Livre e não solta

Alguém já disse que este governo durante o dia usa linguagem democrática, mas à noite reúne-se em conchavos stalinistas. Trata-se, na verdade, de uma figura de retórica para traduzir, de forma compreensível, uma realidade que a cada dia mais se afirma. O autoritarismo, mesmo que camuflado em normas tidas e havidas como democráticas, já está chegando à luz do dia. A cada vez que um dos mandantes se pronuncia, sente-se um ranço de autoritarismo difícil de ser camuflado.
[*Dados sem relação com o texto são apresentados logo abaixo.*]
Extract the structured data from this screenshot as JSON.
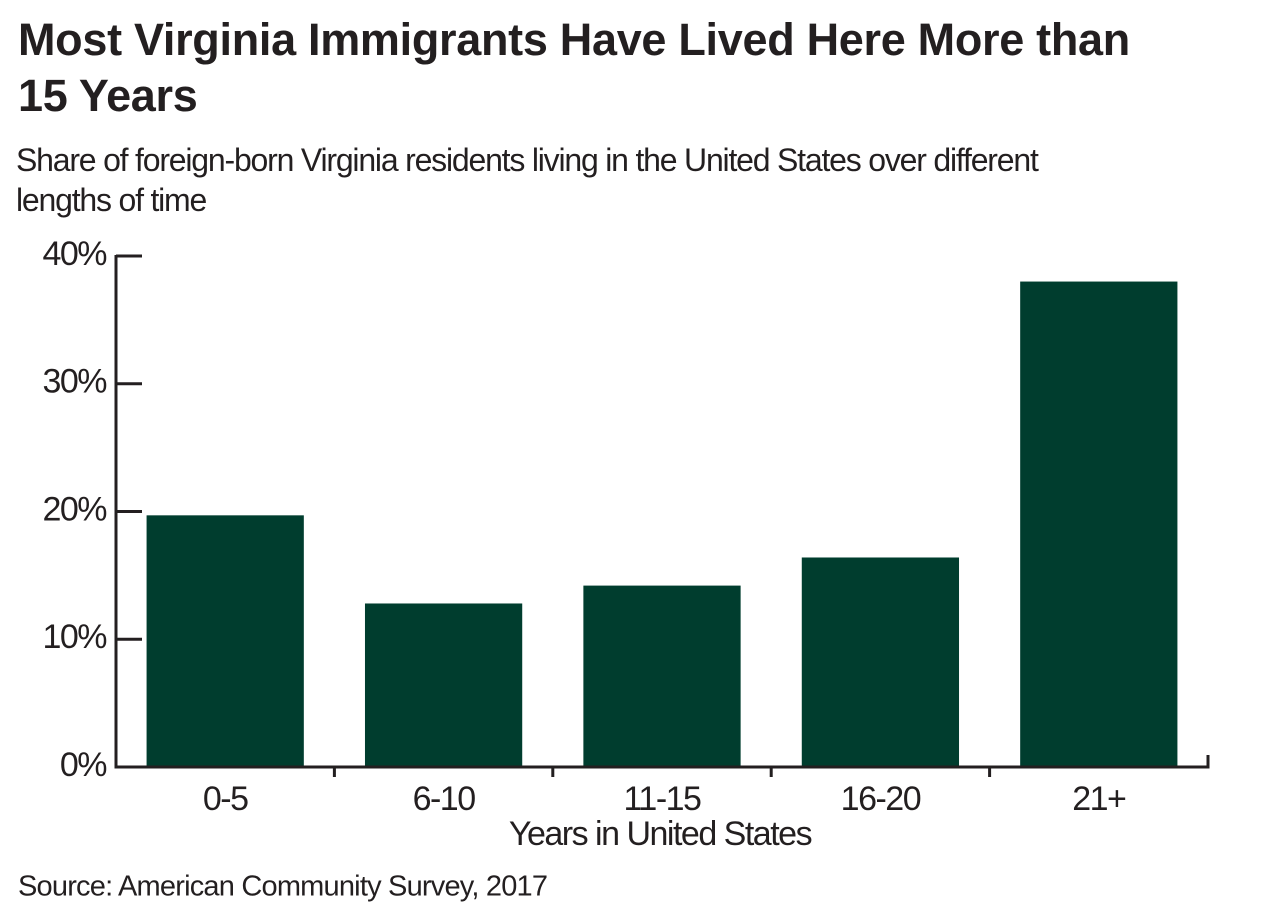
{
  "chart_data": {
    "type": "bar",
    "title": "Most Virginia Immigrants Have Lived Here More than 15 Years",
    "subtitle": "Share of foreign-born Virginia residents living in the United States over different lengths of time",
    "x_label": "Years in United States",
    "source": "Source: American Community Survey, 2017",
    "categories": [
      "0-5",
      "6-10",
      "11-15",
      "16-20",
      "21+"
    ],
    "values": [
      19.7,
      12.8,
      14.2,
      16.4,
      38.0
    ],
    "color": "#003d2e",
    "ylim": [
      0,
      40
    ],
    "yticks": [
      {
        "value": 0,
        "label": "0%"
      },
      {
        "value": 10,
        "label": "10%"
      },
      {
        "value": 20,
        "label": "20%"
      },
      {
        "value": 30,
        "label": "30%"
      },
      {
        "value": 40,
        "label": "40%"
      }
    ],
    "grid": false
  }
}
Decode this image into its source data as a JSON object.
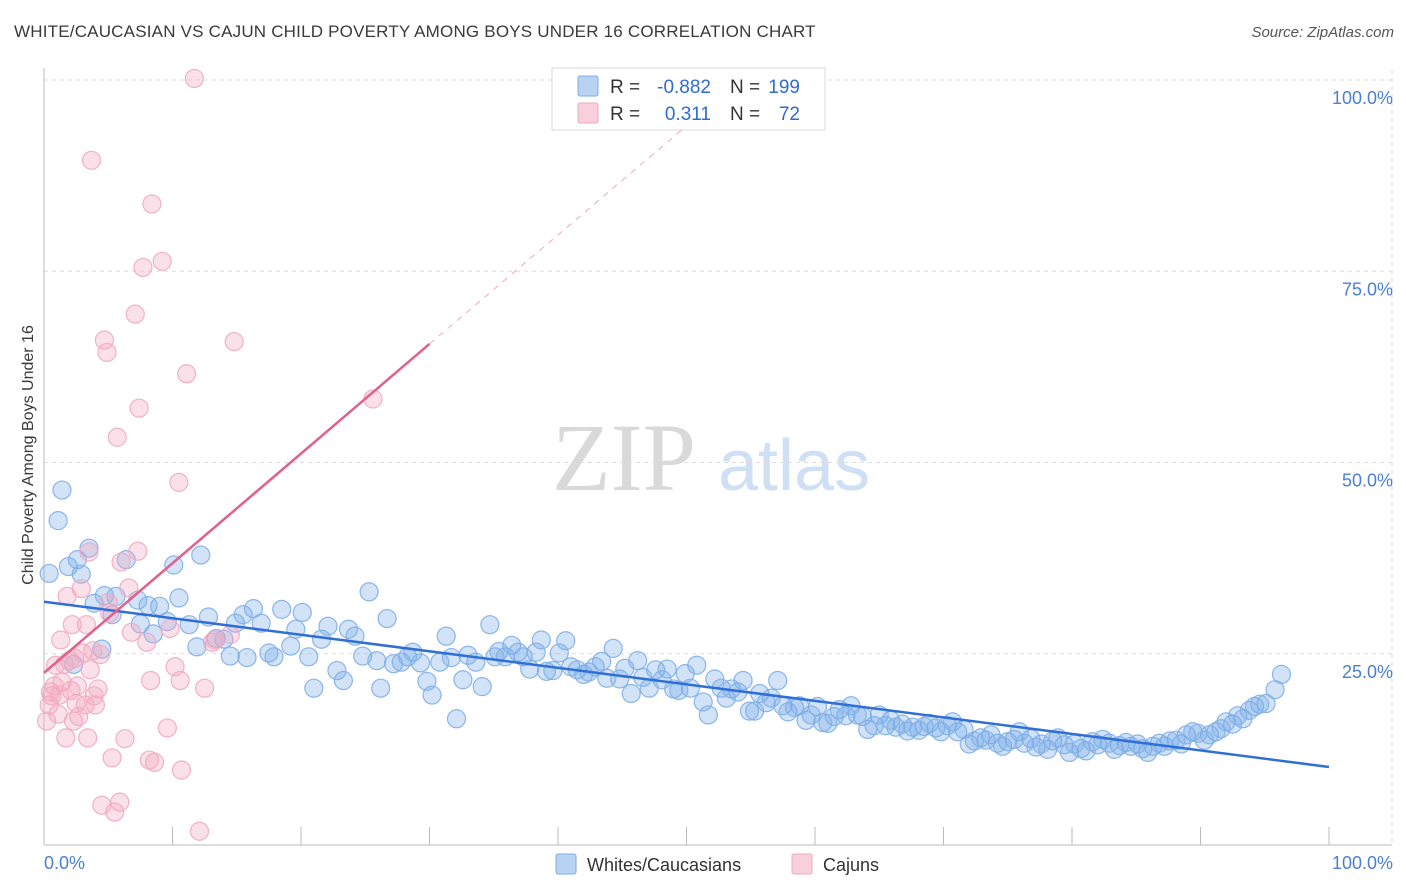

Quando alguém do governo comete uma irregularidade ou se sugere que a cometeu, exigem o silêncio, dão de ombros ou ameaçam os denunciantes. Quando o Ministério Público denuncia alguém do governo, ameaçam-no com a subtração de seus poderes de investigar crimes isolada ou conjuntamente com a polícia. Pensa-se em fazê-lo voltar àqueles tempos em que tinha de aguardar os inquéritos policiais para só agir depois, como se a criminalidade fosse pouca e simples para dispensar um corpo de investigadores qualificados, de nível superior, que vem para ajudar as polícias, nem sempre organizadas, eficientes e não raro desmoralizadas.

Quando a imprensa divulga suspeitas contra gente da cozinha do governo ou seus comensais, propõe-se a criação de um Conselho Federal de Jornalismo, inexplicavelmente iniciativa da própria Federação dos Jornalistas, com o entusiasmo do situacionismo. As normas contidas neste conselho e em outros instrumentos de fiscalização, organização e controle da atividade artística e intelectual vazaram. Fora de hora, saíram na internet, provocando desde logo repúdio, principalmente daqueles que serão objeto das amarras que a nova legislação possibilita. E de instituições, como a Ordem dos Advogados do Brasil, além de pronunciamentos isolados de parlamentares e ministros das cortes superiores de Justiça, além da Associação dos Magistrados do Brasil.

A censura à imprensa é uma triste lembrança dos tempos ditatoriais daqui e de todos os países do mundo que viveram ou ainda vivem regimes autoritários.

Quem tem o poder discricionário entende que é seu direito ditar aos meios de comunicação e aos jornalistas o que lhe aprouve, o que não dizer e como dizer. Omitir e mentir eram ordens que deveriam ser obedecidas. A desobediência resultava em duras penas, inclusive a prisão, e não foram poucos os casos de pena de morte.

Nós queremos para o Brasil uma imprensa livre e responsável. Livre e não solta, ou seja, ela não tem o direito de dizer ao povo o que bem entende. Deve se ater à verdade, podendo opinar. E, aí, nada a estranhar se alguém discordar, seja do público ou autoridade. Parte da nossa imprensa age com irresponsabilidade, distorcendo os fatos e não raro lançando suspeitas infundadas contra este ou aquele cidadão ou autoridade. Às vezes, faz acusações diretas e infundadas. No Brasil, a impunidade é quase que generalizada, beneficiando até ladrões do povo e assassinos. Dela se beneficiam os maus jornalistas. Mas a solução não é partir para uma legislação que permita ao governo ou outro qualquer organismo que crie, manipular os meios de comunicação, suspendendo sobre eles um cutelo ameaçador.

Existe um arcabouço judiciário e é a Justiça que deve ser o instrumento para punir, seja a empresa de comunicação que aja em desacordo com a verdade, seja o jornalista que abusa de sua liberdade, não respeitando a verdade e a liberdade dos outros. Ela deve ser acionada e as penas para o jornalismo criminosamente irresponsável precisam ser severas. Não precisamos nem queremos qualquer legislação que possa, usada por dirigentes autoritários, impor a censura aos meios de comunicação. O povo e a democracia sairão perdendo.